本文應用Vardoulakis和Harnpattanapanich所開發的方法來解決由表面荷重引起之三維壓密問題。 此方法(我們稱之為L-F法)是建立在Biot的孔隙彈性理論與位移函數在空間與時間轉換域的一般解上。 然而，由於一般解中的指數函數包含有深度 z 以及時間轉換後的變量 "s" ，因此當這兩個變量超出可計算範圍時，會出現數值上的困難。 本研究著重於發展數值技巧以改進L-F法在一些極端情況的使用，包括了：(1) 厚層問題、(2) 多含水/阻水層問題、(3) 極限時間下的壓密行為。 此外，本文也採用有限元素法(FEM)來驗證數值技巧在平面應變與三維下的準確度。 藉由兩種方法的比較，顯示本文提出之數值技巧成功地解決了關於指數函數的問題，同時也突顯出L-F法在效率上的優勢，尤其是對於三維的壓密問題。

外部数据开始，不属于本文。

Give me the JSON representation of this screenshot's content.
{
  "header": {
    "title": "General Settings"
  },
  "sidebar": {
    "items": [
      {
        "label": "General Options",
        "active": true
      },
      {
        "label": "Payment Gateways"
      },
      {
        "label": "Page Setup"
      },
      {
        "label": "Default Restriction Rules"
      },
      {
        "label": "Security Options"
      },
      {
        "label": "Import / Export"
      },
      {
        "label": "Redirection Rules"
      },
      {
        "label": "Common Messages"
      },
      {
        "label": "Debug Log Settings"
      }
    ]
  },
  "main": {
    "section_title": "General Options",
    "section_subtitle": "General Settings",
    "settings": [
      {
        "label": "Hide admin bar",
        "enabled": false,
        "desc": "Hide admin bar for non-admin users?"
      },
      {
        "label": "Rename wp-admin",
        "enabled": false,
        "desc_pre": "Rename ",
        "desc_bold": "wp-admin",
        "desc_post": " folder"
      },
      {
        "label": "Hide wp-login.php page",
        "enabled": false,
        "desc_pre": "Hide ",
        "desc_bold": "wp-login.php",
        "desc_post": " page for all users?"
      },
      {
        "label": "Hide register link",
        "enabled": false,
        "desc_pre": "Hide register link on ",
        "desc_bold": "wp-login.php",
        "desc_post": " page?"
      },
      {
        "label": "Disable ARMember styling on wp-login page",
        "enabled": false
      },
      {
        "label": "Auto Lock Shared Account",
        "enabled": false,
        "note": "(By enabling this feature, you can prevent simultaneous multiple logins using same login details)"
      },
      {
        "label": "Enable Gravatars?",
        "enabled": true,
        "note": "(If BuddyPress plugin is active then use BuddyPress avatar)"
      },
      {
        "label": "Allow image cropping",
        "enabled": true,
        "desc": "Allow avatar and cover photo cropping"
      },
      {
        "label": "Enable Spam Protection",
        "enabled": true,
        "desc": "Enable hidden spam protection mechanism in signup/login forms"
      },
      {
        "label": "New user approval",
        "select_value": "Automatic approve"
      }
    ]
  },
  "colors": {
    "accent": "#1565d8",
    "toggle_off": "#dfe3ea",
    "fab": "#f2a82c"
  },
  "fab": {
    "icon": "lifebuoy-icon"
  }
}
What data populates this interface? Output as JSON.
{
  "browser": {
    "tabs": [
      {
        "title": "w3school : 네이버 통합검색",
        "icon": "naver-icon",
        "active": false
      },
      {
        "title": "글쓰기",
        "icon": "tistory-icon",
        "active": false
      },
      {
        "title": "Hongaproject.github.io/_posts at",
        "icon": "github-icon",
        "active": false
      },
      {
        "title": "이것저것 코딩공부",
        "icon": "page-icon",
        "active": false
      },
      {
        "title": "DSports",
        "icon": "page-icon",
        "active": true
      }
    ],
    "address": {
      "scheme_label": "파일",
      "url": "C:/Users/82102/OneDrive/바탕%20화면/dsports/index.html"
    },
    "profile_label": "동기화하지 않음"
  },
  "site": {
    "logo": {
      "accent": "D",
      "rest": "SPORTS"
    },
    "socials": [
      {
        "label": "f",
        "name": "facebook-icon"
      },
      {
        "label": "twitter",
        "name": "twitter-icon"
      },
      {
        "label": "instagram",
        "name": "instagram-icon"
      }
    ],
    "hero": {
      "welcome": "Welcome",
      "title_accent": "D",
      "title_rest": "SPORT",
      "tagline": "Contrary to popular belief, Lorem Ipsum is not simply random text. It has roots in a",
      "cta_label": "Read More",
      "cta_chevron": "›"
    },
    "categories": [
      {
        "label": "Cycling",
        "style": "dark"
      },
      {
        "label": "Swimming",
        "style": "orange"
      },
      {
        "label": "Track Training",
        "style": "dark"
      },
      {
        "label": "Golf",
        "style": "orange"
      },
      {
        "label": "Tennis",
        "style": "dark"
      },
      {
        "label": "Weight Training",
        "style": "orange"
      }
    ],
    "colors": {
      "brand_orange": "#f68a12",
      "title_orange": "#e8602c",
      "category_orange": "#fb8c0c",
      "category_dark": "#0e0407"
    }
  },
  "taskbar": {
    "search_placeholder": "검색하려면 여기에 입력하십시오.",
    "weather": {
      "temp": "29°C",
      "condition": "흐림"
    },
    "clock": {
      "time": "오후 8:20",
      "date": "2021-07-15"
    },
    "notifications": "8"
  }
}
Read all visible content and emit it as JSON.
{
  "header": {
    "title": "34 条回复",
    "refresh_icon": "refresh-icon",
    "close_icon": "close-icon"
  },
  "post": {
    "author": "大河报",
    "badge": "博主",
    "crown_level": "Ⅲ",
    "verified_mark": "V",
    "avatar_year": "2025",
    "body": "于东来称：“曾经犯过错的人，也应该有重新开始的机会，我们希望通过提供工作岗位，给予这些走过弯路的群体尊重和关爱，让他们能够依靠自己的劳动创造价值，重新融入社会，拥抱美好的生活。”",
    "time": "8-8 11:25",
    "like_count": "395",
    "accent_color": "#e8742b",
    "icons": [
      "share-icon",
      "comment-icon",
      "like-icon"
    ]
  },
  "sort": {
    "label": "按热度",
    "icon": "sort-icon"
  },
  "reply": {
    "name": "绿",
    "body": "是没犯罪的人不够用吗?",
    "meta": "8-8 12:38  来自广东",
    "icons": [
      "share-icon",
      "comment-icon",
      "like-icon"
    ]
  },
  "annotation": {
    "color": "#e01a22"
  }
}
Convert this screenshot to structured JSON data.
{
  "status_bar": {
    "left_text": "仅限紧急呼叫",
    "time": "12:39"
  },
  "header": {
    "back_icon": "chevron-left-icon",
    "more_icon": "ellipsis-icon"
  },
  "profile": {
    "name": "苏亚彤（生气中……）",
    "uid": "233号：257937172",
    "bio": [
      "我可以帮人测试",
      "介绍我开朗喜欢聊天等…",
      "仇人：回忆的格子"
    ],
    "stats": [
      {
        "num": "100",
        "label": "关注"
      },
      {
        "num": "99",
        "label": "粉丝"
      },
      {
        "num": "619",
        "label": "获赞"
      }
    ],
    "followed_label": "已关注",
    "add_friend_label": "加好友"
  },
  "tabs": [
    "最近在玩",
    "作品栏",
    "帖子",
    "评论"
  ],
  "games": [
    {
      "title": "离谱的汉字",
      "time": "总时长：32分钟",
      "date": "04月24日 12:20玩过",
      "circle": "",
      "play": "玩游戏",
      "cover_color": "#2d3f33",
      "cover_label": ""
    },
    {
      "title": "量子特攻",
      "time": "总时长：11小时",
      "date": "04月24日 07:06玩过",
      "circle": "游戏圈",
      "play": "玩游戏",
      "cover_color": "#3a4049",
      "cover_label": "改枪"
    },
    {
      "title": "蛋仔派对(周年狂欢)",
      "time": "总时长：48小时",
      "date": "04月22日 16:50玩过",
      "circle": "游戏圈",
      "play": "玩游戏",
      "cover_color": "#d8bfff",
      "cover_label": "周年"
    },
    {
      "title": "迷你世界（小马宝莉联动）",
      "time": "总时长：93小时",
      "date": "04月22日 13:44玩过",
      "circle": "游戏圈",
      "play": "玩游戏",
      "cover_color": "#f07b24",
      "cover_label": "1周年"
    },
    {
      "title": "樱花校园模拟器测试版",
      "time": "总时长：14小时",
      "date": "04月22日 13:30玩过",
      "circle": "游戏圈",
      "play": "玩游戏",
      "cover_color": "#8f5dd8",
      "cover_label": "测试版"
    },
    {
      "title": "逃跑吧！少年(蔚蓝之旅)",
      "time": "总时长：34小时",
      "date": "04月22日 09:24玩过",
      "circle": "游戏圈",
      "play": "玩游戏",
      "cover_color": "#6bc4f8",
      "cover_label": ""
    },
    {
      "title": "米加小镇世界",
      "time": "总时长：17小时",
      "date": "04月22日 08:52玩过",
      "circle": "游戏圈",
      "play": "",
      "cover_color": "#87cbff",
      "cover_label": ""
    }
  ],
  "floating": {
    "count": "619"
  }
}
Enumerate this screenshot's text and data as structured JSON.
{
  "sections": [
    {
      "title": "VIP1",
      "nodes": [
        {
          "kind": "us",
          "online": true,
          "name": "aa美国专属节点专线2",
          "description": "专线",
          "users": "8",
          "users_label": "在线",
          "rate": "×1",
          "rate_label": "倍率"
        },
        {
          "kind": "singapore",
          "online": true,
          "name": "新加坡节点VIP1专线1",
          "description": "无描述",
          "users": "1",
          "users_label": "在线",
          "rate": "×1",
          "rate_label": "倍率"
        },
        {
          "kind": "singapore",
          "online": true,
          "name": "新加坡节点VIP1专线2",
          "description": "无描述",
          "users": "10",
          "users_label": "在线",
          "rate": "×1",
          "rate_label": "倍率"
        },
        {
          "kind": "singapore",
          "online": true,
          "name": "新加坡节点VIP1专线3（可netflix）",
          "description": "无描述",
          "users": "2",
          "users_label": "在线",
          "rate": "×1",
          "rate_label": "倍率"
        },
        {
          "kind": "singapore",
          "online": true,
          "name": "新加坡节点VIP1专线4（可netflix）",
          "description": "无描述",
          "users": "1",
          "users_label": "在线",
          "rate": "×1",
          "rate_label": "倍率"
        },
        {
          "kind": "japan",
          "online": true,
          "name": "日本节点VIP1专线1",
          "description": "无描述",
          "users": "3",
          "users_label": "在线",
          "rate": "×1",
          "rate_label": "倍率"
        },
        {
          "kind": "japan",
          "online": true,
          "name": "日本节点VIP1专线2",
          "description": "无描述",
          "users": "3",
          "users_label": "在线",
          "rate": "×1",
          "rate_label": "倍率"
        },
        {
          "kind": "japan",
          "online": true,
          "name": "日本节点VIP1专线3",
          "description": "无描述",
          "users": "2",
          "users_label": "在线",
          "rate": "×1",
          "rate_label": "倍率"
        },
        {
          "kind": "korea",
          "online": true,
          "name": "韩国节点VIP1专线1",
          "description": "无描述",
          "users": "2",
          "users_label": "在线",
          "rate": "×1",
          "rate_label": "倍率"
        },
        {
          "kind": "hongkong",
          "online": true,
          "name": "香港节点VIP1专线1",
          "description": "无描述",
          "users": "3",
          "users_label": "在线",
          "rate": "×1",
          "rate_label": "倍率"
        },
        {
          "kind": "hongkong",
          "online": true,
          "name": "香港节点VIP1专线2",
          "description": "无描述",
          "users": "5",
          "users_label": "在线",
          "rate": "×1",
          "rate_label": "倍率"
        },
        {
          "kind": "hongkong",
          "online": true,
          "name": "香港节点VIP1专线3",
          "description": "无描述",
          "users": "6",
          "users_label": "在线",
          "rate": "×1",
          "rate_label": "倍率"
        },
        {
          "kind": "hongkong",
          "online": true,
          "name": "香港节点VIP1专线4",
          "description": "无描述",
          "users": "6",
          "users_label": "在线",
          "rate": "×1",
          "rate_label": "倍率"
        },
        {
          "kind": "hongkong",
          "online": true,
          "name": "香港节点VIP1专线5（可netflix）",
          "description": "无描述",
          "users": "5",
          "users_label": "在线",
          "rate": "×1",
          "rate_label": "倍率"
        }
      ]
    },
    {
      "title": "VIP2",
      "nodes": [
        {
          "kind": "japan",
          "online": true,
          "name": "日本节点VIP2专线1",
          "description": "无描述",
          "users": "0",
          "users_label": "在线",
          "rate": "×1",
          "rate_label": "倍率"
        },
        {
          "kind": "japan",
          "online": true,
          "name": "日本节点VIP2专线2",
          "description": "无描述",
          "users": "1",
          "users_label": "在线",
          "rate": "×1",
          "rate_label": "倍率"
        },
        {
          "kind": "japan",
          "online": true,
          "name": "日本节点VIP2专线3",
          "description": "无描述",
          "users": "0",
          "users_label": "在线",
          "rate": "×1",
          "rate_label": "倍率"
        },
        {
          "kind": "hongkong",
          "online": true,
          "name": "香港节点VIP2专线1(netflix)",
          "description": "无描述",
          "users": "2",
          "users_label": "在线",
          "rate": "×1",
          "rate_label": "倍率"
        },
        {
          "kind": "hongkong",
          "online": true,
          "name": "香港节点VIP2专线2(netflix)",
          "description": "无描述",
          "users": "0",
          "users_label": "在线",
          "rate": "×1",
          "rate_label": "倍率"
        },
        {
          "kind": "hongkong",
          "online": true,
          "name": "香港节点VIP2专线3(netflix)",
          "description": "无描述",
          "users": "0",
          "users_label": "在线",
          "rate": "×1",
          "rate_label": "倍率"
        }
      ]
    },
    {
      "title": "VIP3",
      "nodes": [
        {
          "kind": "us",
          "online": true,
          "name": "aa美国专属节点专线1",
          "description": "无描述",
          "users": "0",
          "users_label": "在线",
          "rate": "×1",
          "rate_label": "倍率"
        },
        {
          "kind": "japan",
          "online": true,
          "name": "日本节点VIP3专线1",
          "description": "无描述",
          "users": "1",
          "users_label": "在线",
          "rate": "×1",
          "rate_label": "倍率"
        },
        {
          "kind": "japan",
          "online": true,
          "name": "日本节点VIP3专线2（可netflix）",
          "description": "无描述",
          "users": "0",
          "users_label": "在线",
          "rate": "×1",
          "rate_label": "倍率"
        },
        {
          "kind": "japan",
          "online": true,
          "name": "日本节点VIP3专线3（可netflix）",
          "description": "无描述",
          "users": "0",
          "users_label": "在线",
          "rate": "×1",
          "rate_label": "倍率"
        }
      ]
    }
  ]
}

This thesis applied the numerical procedure developed by Vardoulakis and Harnpattanapanich to solve three-dimensional consolidation problems caused by surface loading. This procedure (we call it the L-F method) is based on Biot’s poroelastic theory of soils and the general solution of the displacement functions in the transform spatial and time domains. Since the general solutions consist of exponential functions in terms of depth z and the transformed variable "s" of time, difficulties will occur when the components of exponential terms excess the numerical limits. This research focused on improving the L-F method to solve some extreme cases, including (1) thick-layer problems, (2) multi-aquifers/aquitards systems, and (3) limiting time consolidation behaviors. Additionally, finite element models were built to verify the results of our numerical method, and the verification was carried out in both plane-strain and 3D problems. The comparisons show that our numerical techniques successfully solve the difficulties related to exponential terms and the efficiency of the L-F method is better than the finite element method, especially for 3D problems.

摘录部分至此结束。